The IPO market has gone berserk since the start of COVID (see our thoughts on a better way IPO here)…
But as impressive as it’s been, it’s starting to look like we’re about to head into a record-setting fall IPO season.
Roughly 90 to 110 initial public offerings are expected in the next four months putting 2021 on track for about 375 deals raising $125 billion.
If this happens? It means 2021 will be the biggest year ever for total capital raised AND the most deals since the 2000 internet bubble.
And even though we make no predictions on what’s going to happen to the stock market next…
It does bring us back to one a centuries old debate.
When is the best time to invest in stocks?
For those who enjoy a bit of investing trivia…
There’s an old English saying: “Sell in May and go away, and come on back on St. Leger’s Day.”
This phrase refers to a custom of aristocrats, merchants, and bankers who would leave the city of London – the historical financial center of the world – and escape to the country during the hot summer months.
And like any good group of noble folks, they celebrated the return to work with the last leg of the British Triple Crown – St. Leger’s Stakes – held in mid-September.
Here in America, we seem to have adopted a similar summer season of stocks as the Wall Street “masters of the universe” jet off to their Hampton getaways between Memorial Day and Labor Day.
And like some weird “Groundhogs Day” deja vu… investors, analysts, and academics argue over the merits of investing based on something that sounds more like a nursery rhyme than investing advice…
“Sell in May and go away.”
Why? Strangely enough – but perhaps not surprisingly – it likely has to do with someone trying to sell something.
Created by Yale Hirsch in 1967, the Stock Trader’s Almanac has become somewhat of a “must read” for traders.
For context, the Farmers’ Almanac was first published in 1818 and provided long-range weather predictions for both the U.S. and Canada.
The Stock Trader’s Almanac has a calendar-based orientation to help investors predict stock market trends.
The Almanac gave birth to terms like the “January Barometer” and the “Santa Claus Rally.”
It popularized the four-year Presidential Election Cycle.
And it was instrumental in popularizing “The Best Six Months Strategy” (commonly known as “Sell in May and Go Away”).
According to their website…
After decades of historical research, we discovered that most market gains occur during the months November through April.
Investing in the Dow Jones Industrial Average between November 1st and April 30th each year and then switching into fixed income for the other six months has produced reliable returns with reduced risk since 1950.

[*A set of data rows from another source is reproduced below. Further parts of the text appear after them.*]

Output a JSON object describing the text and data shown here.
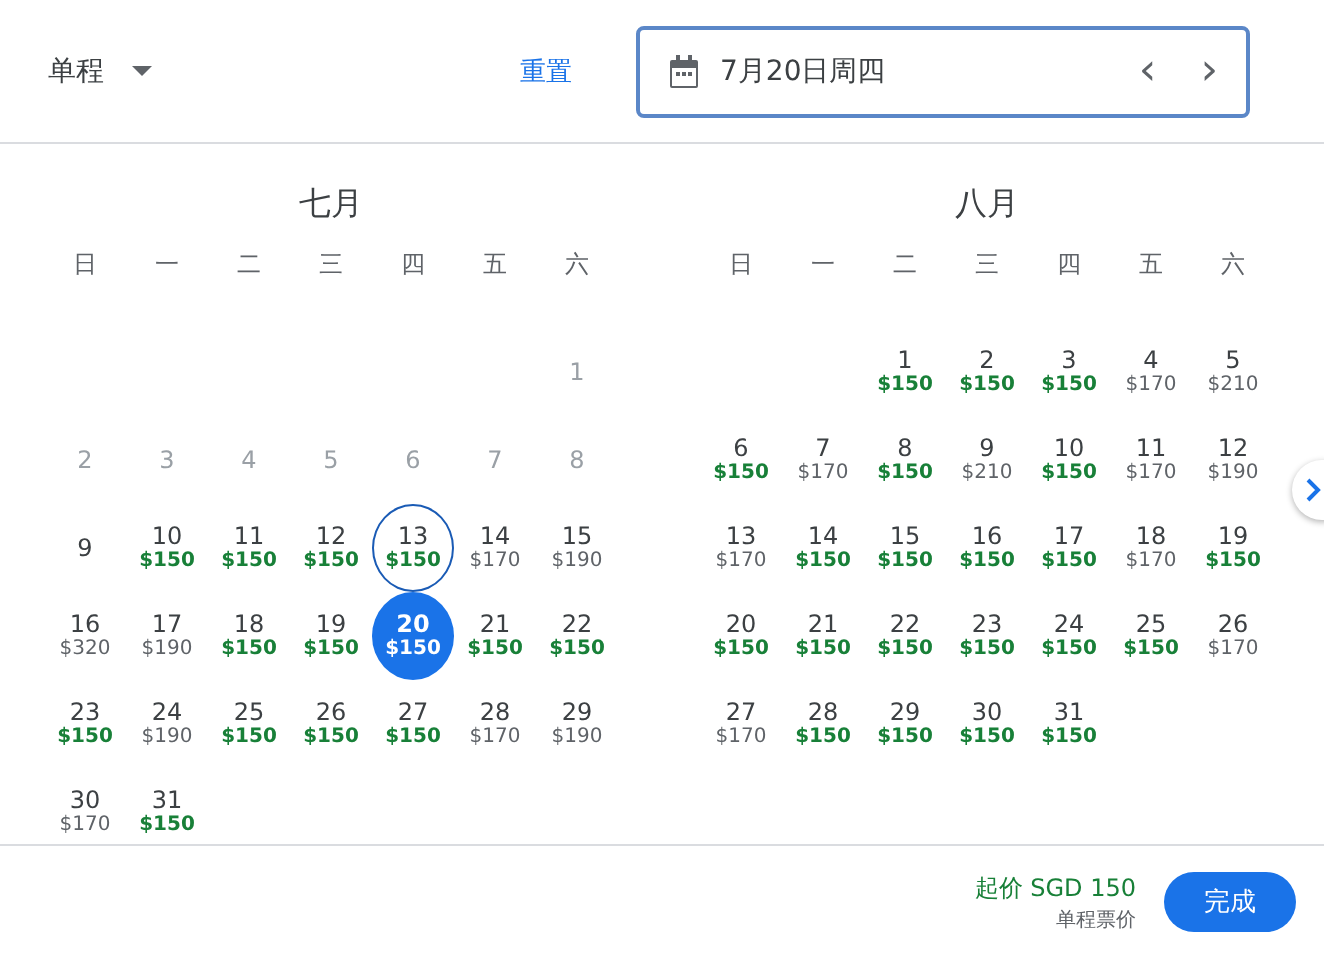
{
  "header": {
    "trip_type": "单程",
    "reset": "重置",
    "date_field": {
      "value": "7月20日周四",
      "prev": "‹",
      "next": "›"
    }
  },
  "months": [
    {
      "title": "七月",
      "weekdays": [
        "日",
        "一",
        "二",
        "三",
        "四",
        "五",
        "六"
      ],
      "weeks": [
        {
          "kind": "leading",
          "days": [
            {
              "day": "1",
              "kind": "past",
              "selected": false
            }
          ]
        },
        {
          "kind": "full",
          "days": [
            {
              "day": "2",
              "kind": "past",
              "selected": false
            },
            {
              "day": "3",
              "kind": "past",
              "selected": false
            },
            {
              "day": "4",
              "kind": "past",
              "selected": false
            },
            {
              "day": "5",
              "kind": "past",
              "selected": false
            },
            {
              "day": "6",
              "kind": "past",
              "selected": false
            },
            {
              "day": "7",
              "kind": "past",
              "selected": false
            },
            {
              "day": "8",
              "kind": "past",
              "selected": false
            }
          ]
        },
        {
          "kind": "full",
          "days": [
            {
              "day": "9",
              "kind": "open",
              "selected": false
            },
            {
              "day": "10",
              "price": "$150",
              "cheap": true,
              "kind": "open",
              "selected": false
            },
            {
              "day": "11",
              "price": "$150",
              "cheap": true,
              "kind": "open",
              "selected": false
            },
            {
              "day": "12",
              "price": "$150",
              "cheap": true,
              "kind": "open",
              "selected": false
            },
            {
              "day": "13",
              "price": "$150",
              "cheap": true,
              "kind": "focused",
              "selected": false
            },
            {
              "day": "14",
              "price": "$170",
              "cheap": false,
              "kind": "open",
              "selected": false
            },
            {
              "day": "15",
              "price": "$190",
              "cheap": false,
              "kind": "open",
              "selected": false
            }
          ]
        },
        {
          "kind": "full",
          "days": [
            {
              "day": "16",
              "price": "$320",
              "cheap": false,
              "kind": "open",
              "selected": false
            },
            {
              "day": "17",
              "price": "$190",
              "cheap": false,
              "kind": "open",
              "selected": false
            },
            {
              "day": "18",
              "price": "$150",
              "cheap": true,
              "kind": "open",
              "selected": false
            },
            {
              "day": "19",
              "price": "$150",
              "cheap": true,
              "kind": "open",
              "selected": false
            },
            {
              "day": "20",
              "price": "$150",
              "cheap": true,
              "kind": "open",
              "selected": true
            },
            {
              "day": "21",
              "price": "$150",
              "cheap": true,
              "kind": "open",
              "selected": false
            },
            {
              "day": "22",
              "price": "$150",
              "cheap": true,
              "kind": "open",
              "selected": false
            }
          ]
        },
        {
          "kind": "full",
          "days": [
            {
              "day": "23",
              "price": "$150",
              "cheap": true,
              "kind": "open",
              "selected": false
            },
            {
              "day": "24",
              "price": "$190",
              "cheap": false,
              "kind": "open",
              "selected": false
            },
            {
              "day": "25",
              "price": "$150",
              "cheap": true,
              "kind": "open",
              "selected": false
            },
            {
              "day": "26",
              "price": "$150",
              "cheap": true,
              "kind": "open",
              "selected": false
            },
            {
              "day": "27",
              "price": "$150",
              "cheap": true,
              "kind": "open",
              "selected": false
            },
            {
              "day": "28",
              "price": "$170",
              "cheap": false,
              "kind": "open",
              "selected": false
            },
            {
              "day": "29",
              "price": "$190",
              "cheap": false,
              "kind": "open",
              "selected": false
            }
          ]
        },
        {
          "kind": "trailing",
          "days": [
            {
              "day": "30",
              "price": "$170",
              "cheap": false,
              "kind": "open",
              "selected": false
            },
            {
              "day": "31",
              "price": "$150",
              "cheap": true,
              "kind": "open",
              "selected": false
            }
          ]
        }
      ]
    },
    {
      "title": "八月",
      "weekdays": [
        "日",
        "一",
        "二",
        "三",
        "四",
        "五",
        "六"
      ],
      "weeks": [
        {
          "kind": "leading",
          "days": [
            {
              "day": "1",
              "price": "$150",
              "cheap": true,
              "kind": "open",
              "selected": false
            },
            {
              "day": "2",
              "price": "$150",
              "cheap": true,
              "kind": "open",
              "selected": false
            },
            {
              "day": "3",
              "price": "$150",
              "cheap": true,
              "kind": "open",
              "selected": false
            },
            {
              "day": "4",
              "price": "$170",
              "cheap": false,
              "kind": "open",
              "selected": false
            },
            {
              "day": "5",
              "price": "$210",
              "cheap": false,
              "kind": "open",
              "selected": false
            }
          ]
        },
        {
          "kind": "full",
          "days": [
            {
              "day": "6",
              "price": "$150",
              "cheap": true,
              "kind": "open",
              "selected": false
            },
            {
              "day": "7",
              "price": "$170",
              "cheap": false,
              "kind": "open",
              "selected": false
            },
            {
              "day": "8",
              "price": "$150",
              "cheap": true,
              "kind": "open",
              "selected": false
            },
            {
              "day": "9",
              "price": "$210",
              "cheap": false,
              "kind": "open",
              "selected": false
            },
            {
              "day": "10",
              "price": "$150",
              "cheap": true,
              "kind": "open",
              "selected": false
            },
            {
              "day": "11",
              "price": "$170",
              "cheap": false,
              "kind": "open",
              "selected": false
            },
            {
              "day": "12",
              "price": "$190",
              "cheap": false,
              "kind": "open",
              "selected": false
            }
          ]
        },
        {
          "kind": "full",
          "days": [
            {
              "day": "13",
              "price": "$170",
              "cheap": false,
              "kind": "open",
              "selected": false
            },
            {
              "day": "14",
              "price": "$150",
              "cheap": true,
              "kind": "open",
              "selected": false
            },
            {
              "day": "15",
              "price": "$150",
              "cheap": true,
              "kind": "open",
              "selected": false
            },
            {
              "day": "16",
              "price": "$150",
              "cheap": true,
              "kind": "open",
              "selected": false
            },
            {
              "day": "17",
              "price": "$150",
              "cheap": true,
              "kind": "open",
              "selected": false
            },
            {
              "day": "18",
              "price": "$170",
              "cheap": false,
              "kind": "open",
              "selected": false
            },
            {
              "day": "19",
              "price": "$150",
              "cheap": true,
              "kind": "open",
              "selected": false
            }
          ]
        },
        {
          "kind": "full",
          "days": [
            {
              "day": "20",
              "price": "$150",
              "cheap": true,
              "kind": "open",
              "selected": false
            },
            {
              "day": "21",
              "price": "$150",
              "cheap": true,
              "kind": "open",
              "selected": false
            },
            {
              "day": "22",
              "price": "$150",
              "cheap": true,
              "kind": "open",
              "selected": false
            },
            {
              "day": "23",
              "price": "$150",
              "cheap": true,
              "kind": "open",
              "selected": false
            },
            {
              "day": "24",
              "price": "$150",
              "cheap": true,
              "kind": "open",
              "selected": false
            },
            {
              "day": "25",
              "price": "$150",
              "cheap": true,
              "kind": "open",
              "selected": false
            },
            {
              "day": "26",
              "price": "$170",
              "cheap": false,
              "kind": "open",
              "selected": false
            }
          ]
        },
        {
          "kind": "trailing",
          "days": [
            {
              "day": "27",
              "price": "$170",
              "cheap": false,
              "kind": "open",
              "selected": false
            },
            {
              "day": "28",
              "price": "$150",
              "cheap": true,
              "kind": "open",
              "selected": false
            },
            {
              "day": "29",
              "price": "$150",
              "cheap": true,
              "kind": "open",
              "selected": false
            },
            {
              "day": "30",
              "price": "$150",
              "cheap": true,
              "kind": "open",
              "selected": false
            },
            {
              "day": "31",
              "price": "$150",
              "cheap": true,
              "kind": "open",
              "selected": false
            }
          ]
        }
      ]
    }
  ],
  "footer": {
    "price": "起价 SGD 150",
    "price_note": "单程票价",
    "done": "完成"
  }
}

While it’s hard to argue with the decades of data that suggest this trend is true…
The idea of selling out of a stock market that seems to only go up – and taking the short term capital gains tax – to switch into the almost non-existent yield of fixed income seems rather strange.
And as a benefit of writing this column in September (not May), we have the extraordinary benefit of hindsight.
See this chart?
This is the price of the most commonly used ETF for “the market” – The SPDR S&P 500 ETF Trust (SPY).
Now, I’m not a math wizard, but that crosshair is on the first trading day of May where it opened up at ~$418…
And at the time of writing, Sept 7th, it’s trading at ~$451 (for roughly an 8% gain).
Which brings us to an interesting question about the folly of making stock market predictions…
Does past performance – even if it seems to persist over years and decades – have anything to do with future results?
Because if they do, it could mean we’re set up for an absolute monster of a rally going into the holiday season…
And it could be why we’ve got so many IPOs slated for this fall.
But on the flip side…
9.1 million Americans lost unemployment aid as federal programs end and it’s anyone’s guess as to what happens next with the pandemic.
The US Government has printed trillions of dollars in the past 18 months and real assets – like real estate, precious metals, and commodities – have been soaring on inflation fears.
And record amounts of money continue to flow into the private markets!
Which brings us to a more interesting question that looking into the past via the Stock Trader’s Almanac can’t answer for us…
Do you think the next 10 years are going to look different from the previous 10 years?
We certainly do.
And even though Regulation Crowdfunding is very new and has a limited track record to make any assumptions on…
We believe The JOBS Act has set the stage for one of the most profound transformations in capital markets that no one is talking about.
And even though many people find it scary to “lock-up” their money into private investments for years at a time…
It’s far more fun to work with entrepreneurs focused on building great long term companies than it is to face the tyranny of stock tickers and attempting to time the market.
And if you’re tired of constantly having to manage your portfolio and actively trade, you might decide that 2021 is the year you invest for the long term instead of the short term.